The partnerships formed with various French and European institutions, and above all with the Department of Antiquities of Syria, made it possible to carry out a complete programme of excavations, surveys and test pits, analyses and studies of archaeological, archaeobiological and archaeometric materials, and the study of the vast epigraphic record and cuneiform tablets, which are still underway. These works and subsequent publications will bring together data useful to reconstruct the history of this region, the needs of which, associated with its demographic and economic development — and now their destruction in the war — risk erasing the remains and the memory of the past. A special effort has been made in recent years, with the setting up of a digital database for sharing the records and information gathered within the framework of this project, with other researchers, and in particular with Syrian colleagues.

The "Tell Masaïkh / Terqa and its Region project" French-Syrian mission

The city of Terqa, on the west bank of the Euphrates, identified in 1914 thanks to cuneiform tablets discovered in Ashara (Syria), was excavated from 1975 by American archaeologists and then from 1987 by a French team led by Olivier Rouault (Université Lyon2). This research was extended in 1996 to the surrounding region.
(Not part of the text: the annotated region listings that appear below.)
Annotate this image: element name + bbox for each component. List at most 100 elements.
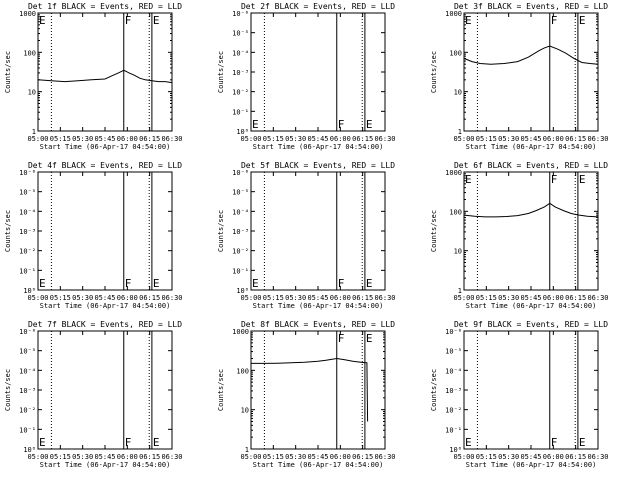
x-tick-label: 05:45: [307, 453, 328, 461]
y-tick-label: 10⁻⁵: [232, 30, 249, 38]
x-tick-label: 06:00: [543, 135, 564, 143]
x-tick-label: 05:15: [50, 453, 71, 461]
x-tick-label: 06:00: [543, 294, 564, 302]
x-tick-label: 05:15: [50, 135, 71, 143]
event-label: E: [153, 436, 160, 449]
y-tick-label: 100: [236, 367, 249, 375]
event-label: E: [579, 14, 586, 27]
y-tick-label: 10⁻¹: [232, 108, 249, 116]
y-tick-label: 10⁻⁴: [19, 208, 36, 216]
event-label: F: [338, 277, 345, 290]
x-tick-label: 06:15: [139, 135, 160, 143]
x-tick-label: 05:15: [263, 294, 284, 302]
x-tick-label: 05:30: [498, 294, 519, 302]
series-line: [251, 357, 369, 422]
y-tick-label: 10⁰: [449, 446, 462, 454]
y-tick-label: 10⁻⁴: [445, 367, 462, 375]
x-tick-label: 05:15: [476, 135, 497, 143]
x-tick-label: 06:30: [374, 294, 395, 302]
y-tick-label: 10⁻⁶: [19, 328, 36, 336]
y-tick-label: 100: [23, 49, 36, 57]
x-tick-label: 06:15: [352, 453, 373, 461]
y-tick-label: 10: [454, 248, 462, 256]
x-tick-label: 06:15: [352, 294, 373, 302]
event-label: E: [366, 118, 373, 131]
x-tick-label: 06:30: [374, 453, 395, 461]
x-tick-label: 05:00: [453, 294, 474, 302]
x-tick-label: 06:30: [161, 135, 182, 143]
x-tick-label: 05:00: [453, 453, 474, 461]
x-tick-label: 05:30: [285, 135, 306, 143]
y-tick-label: 1000: [19, 10, 36, 18]
event-label: F: [338, 332, 345, 345]
x-tick-label: 06:15: [139, 294, 160, 302]
event-label: E: [579, 436, 586, 449]
panel-title: Det 3f BLACK = Events, RED = LLD: [454, 2, 608, 11]
x-tick-label: 06:30: [374, 135, 395, 143]
x-tick-label: 06:15: [565, 294, 586, 302]
y-axis-label: Counts/sec: [430, 210, 438, 252]
x-tick-label: 06:15: [565, 453, 586, 461]
panel-title: Det 9f BLACK = Events, RED = LLD: [454, 320, 608, 329]
y-tick-label: 10⁻¹: [19, 426, 36, 434]
x-tick-label: 05:15: [476, 453, 497, 461]
y-tick-label: 1000: [445, 169, 462, 177]
y-tick-label: 10: [454, 89, 462, 97]
x-tick-label: 05:45: [520, 294, 541, 302]
x-tick-label: 06:00: [117, 294, 138, 302]
y-tick-label: 1000: [232, 328, 249, 336]
x-tick-label: 06:00: [117, 135, 138, 143]
x-tick-label: 05:45: [94, 135, 115, 143]
y-tick-label: 10⁻⁶: [445, 328, 462, 336]
event-label: F: [125, 14, 132, 27]
y-axis-label: Counts/sec: [217, 369, 225, 411]
panel-det-9f: Det 9f BLACK = Events, RED = LLD 10⁰ 10⁻¹ 1…: [430, 320, 609, 469]
y-tick-label: 1000: [445, 10, 462, 18]
x-tick-label: 06:30: [161, 453, 182, 461]
x-tick-label: 05:00: [240, 453, 261, 461]
y-tick-label: 10⁻¹: [232, 267, 249, 275]
event-label: F: [338, 118, 345, 131]
panel-det-5f: Det 5f BLACK = Events, RED = LLD 10⁰ 10⁻¹ 1…: [217, 161, 396, 310]
event-label: F: [125, 277, 132, 290]
x-axis-label: Start Time (06-Apr-17 04:54:00): [40, 302, 171, 310]
y-tick-label: 10⁻³: [19, 228, 36, 236]
y-axis-label: Counts/sec: [4, 210, 12, 252]
y-tick-label: 10⁻⁴: [232, 208, 249, 216]
event-label: E: [39, 436, 46, 449]
y-axis-label: Counts/sec: [430, 369, 438, 411]
y-axis-label: Counts/sec: [217, 210, 225, 252]
y-tick-label: 10⁻⁵: [19, 348, 36, 356]
x-tick-label: 06:15: [352, 135, 373, 143]
x-axis-label: Start Time (06-Apr-17 04:54:00): [466, 143, 597, 151]
panel-title: Det 5f BLACK = Events, RED = LLD: [241, 161, 395, 170]
y-axis-label: Counts/sec: [4, 51, 12, 93]
x-tick-label: 05:45: [307, 135, 328, 143]
y-tick-label: 10⁻⁶: [19, 169, 36, 177]
x-tick-label: 05:00: [240, 294, 261, 302]
y-axis-label: Counts/sec: [217, 51, 225, 93]
x-tick-label: 05:00: [27, 453, 48, 461]
y-tick-label: 10⁻²: [232, 248, 249, 256]
x-tick-label: 05:00: [27, 135, 48, 143]
panel-title: Det 1f BLACK = Events, RED = LLD: [28, 2, 182, 11]
x-tick-label: 05:45: [94, 294, 115, 302]
event-label: E: [579, 173, 586, 186]
y-tick-label: 10⁻³: [19, 387, 36, 395]
y-tick-label: 10⁻³: [232, 228, 249, 236]
y-tick-label: 10⁻⁴: [19, 367, 36, 375]
series-line: [463, 202, 599, 218]
y-tick-label: 10⁻⁶: [232, 169, 249, 177]
series-line: [463, 45, 599, 65]
x-tick-label: 06:15: [139, 453, 160, 461]
y-tick-label: 10⁻¹: [19, 267, 36, 275]
x-tick-label: 06:00: [117, 453, 138, 461]
x-tick-label: 05:30: [498, 135, 519, 143]
event-label: E: [465, 436, 472, 449]
y-tick-label: 10⁰: [23, 287, 36, 295]
panel-title: Det 6f BLACK = Events, RED = LLD: [454, 161, 608, 170]
y-tick-label: 10⁻²: [19, 407, 36, 415]
y-tick-label: 10⁰: [23, 446, 36, 454]
event-label: F: [125, 436, 132, 449]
Other sites, like Tell Masaïkh, Jebel Mashtale and Marwaniye were identified and studied on the left bank of the Euphrates, and Bir-el-Haddad further to the north on the steppe. The excavation programme on the Tell Masaïkh site, led by Maria Grazia Masetti-Rouault (EPHE PSL) became autonomous in 2004. Since 2009, all permits related to this research were bundled together, leading to the implementation of a Franco-Syrian mission: “Tell Masaïkh/ Terqa and its Region project". The final field missions took place in the autumn of 2010. The project continues to produce research and publications. Although damaged, the sites have not been destroyed.